Really. As an hourly retail worker I can tell you that my hours or lack thereof are generally due to slack demand - due to the sequester, for example. I had a lady - a DoD civilian employee - walk into the store a couple weeks back looking to buy an antenna because she was cancelling her cable due to being imminently furloughed. I'm not going to argue that Obamacare will impose costs on firms. But where there's business to be had, workers will work. When there's less business, they won't.

Likely it is "We have no idea how much this will cost us, but we know it is going to cost us, so we need to kill two birds with one stone to keep our stockholders/investors happy with our profit margins."
 
nyt, april 25:

Senator Jeanne Shaheen, Democrat of New Hampshire, who is up for re-election next year, said, “We are hearing from a lot of small businesses in New Hampshire that do not know how to comply with the law.”

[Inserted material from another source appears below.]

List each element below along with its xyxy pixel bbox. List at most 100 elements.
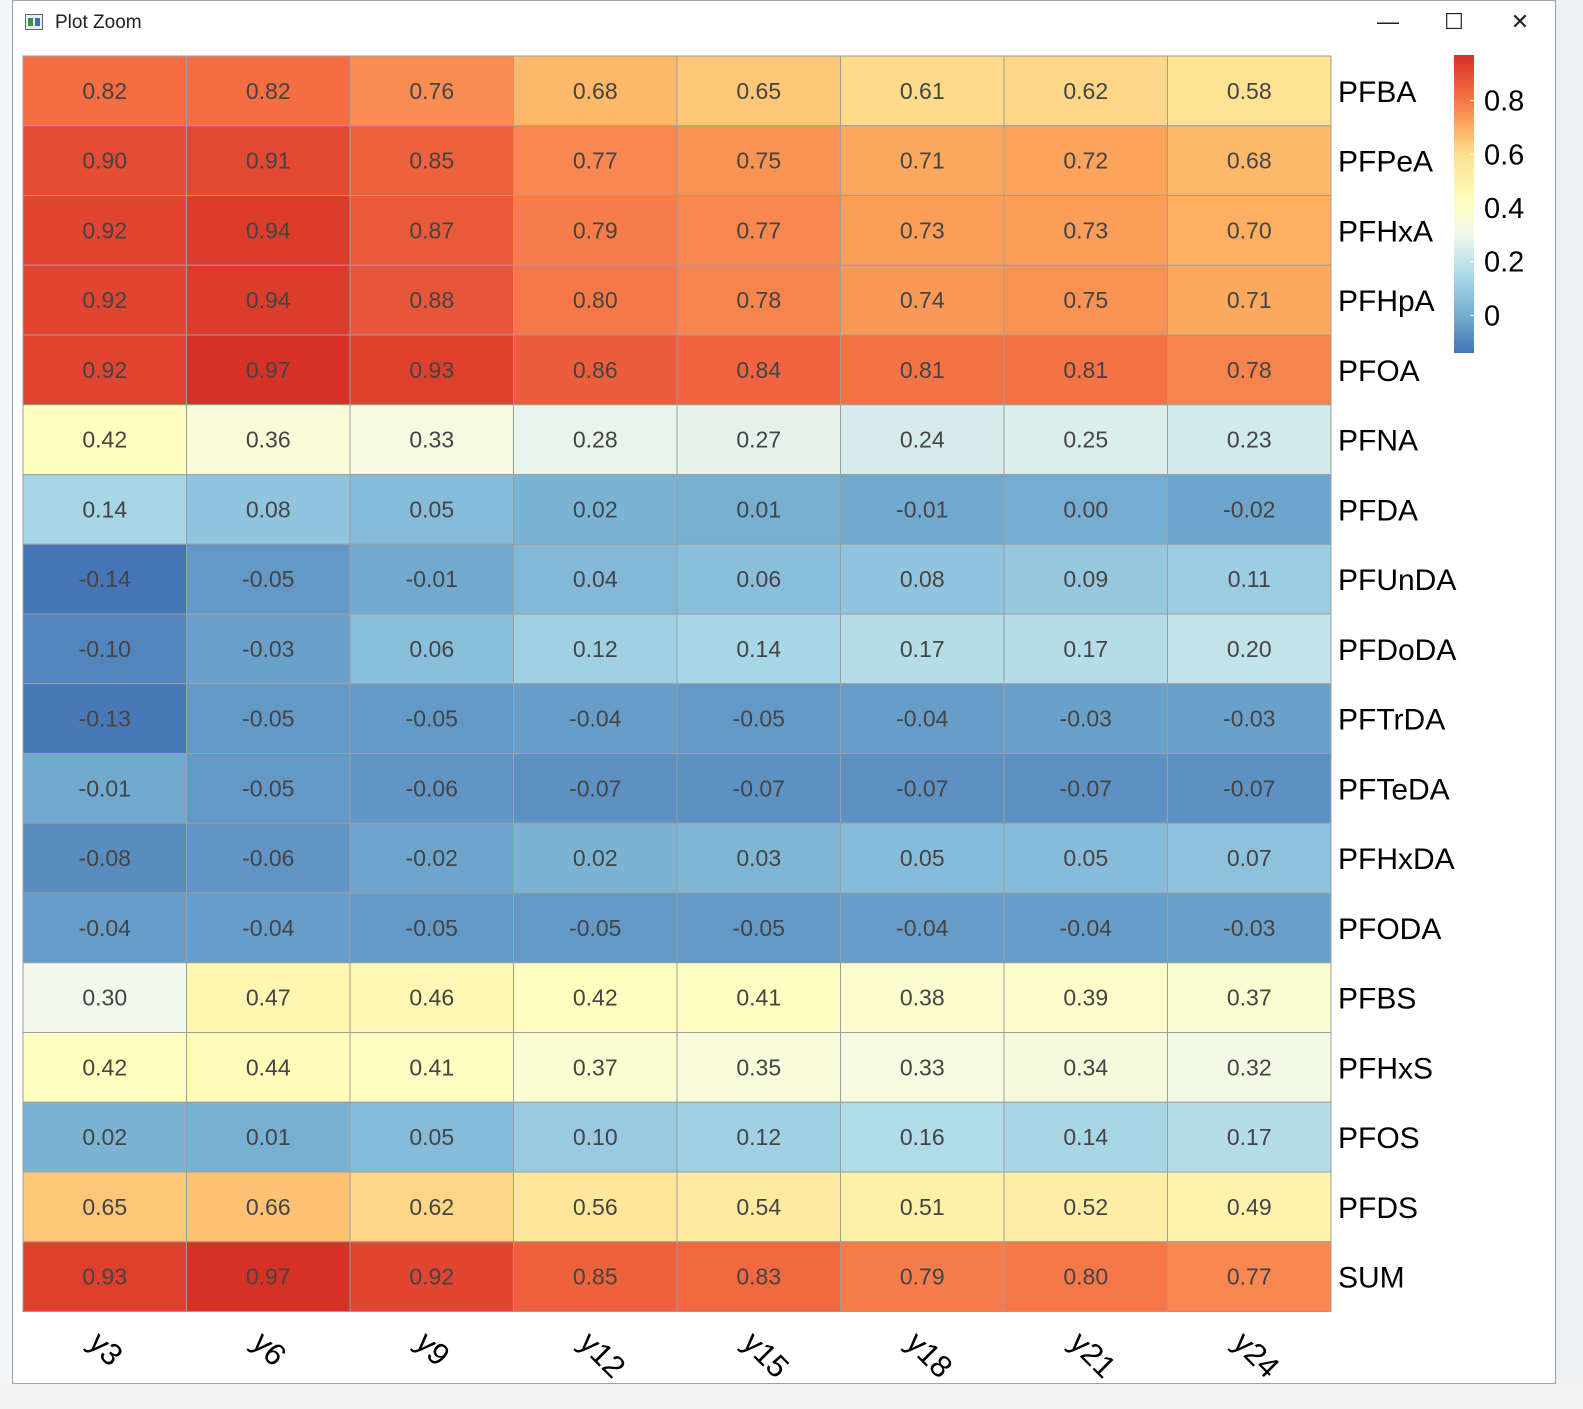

In addition, Mrs. Shaheen said, “restaurants that employ people for about 30 hours a week are trying to figure out whether it would be in their interest to reduce the hours” of those workers, so the restaurants could avoid the law’s requirement to offer health coverage to full-time employees.

The White House officials “acknowledged that these are real concerns, and that we’ve got to do more to address them,” Mrs. Shaheen said.

http://www.nytimes.com/2013/04/26/u...f-concerns-about-health-care-law-rollout.html
 
Just as long as those who support ObamaCare get laid off first.
 
Retailers, and every business that could find a way to do it, have been cutting the hours of full timers for many years. Now, they just have a good excuse to do what they've been doing for years.
 
Retailers, and every business that could find a way to do it, have been cutting the hours of full timers for many years. Now, they just have a good excuse to do what they've been doing for years.

You don't think that Obamacare is the direct cause for some of the hour reductions and layoffs? I don't understand how it couldn't be the cause for some of it. If you add big costs to a business, the business can't just eat that cost, and raising prices of their goods isn't a great option either when the economy is already in the sh*tter.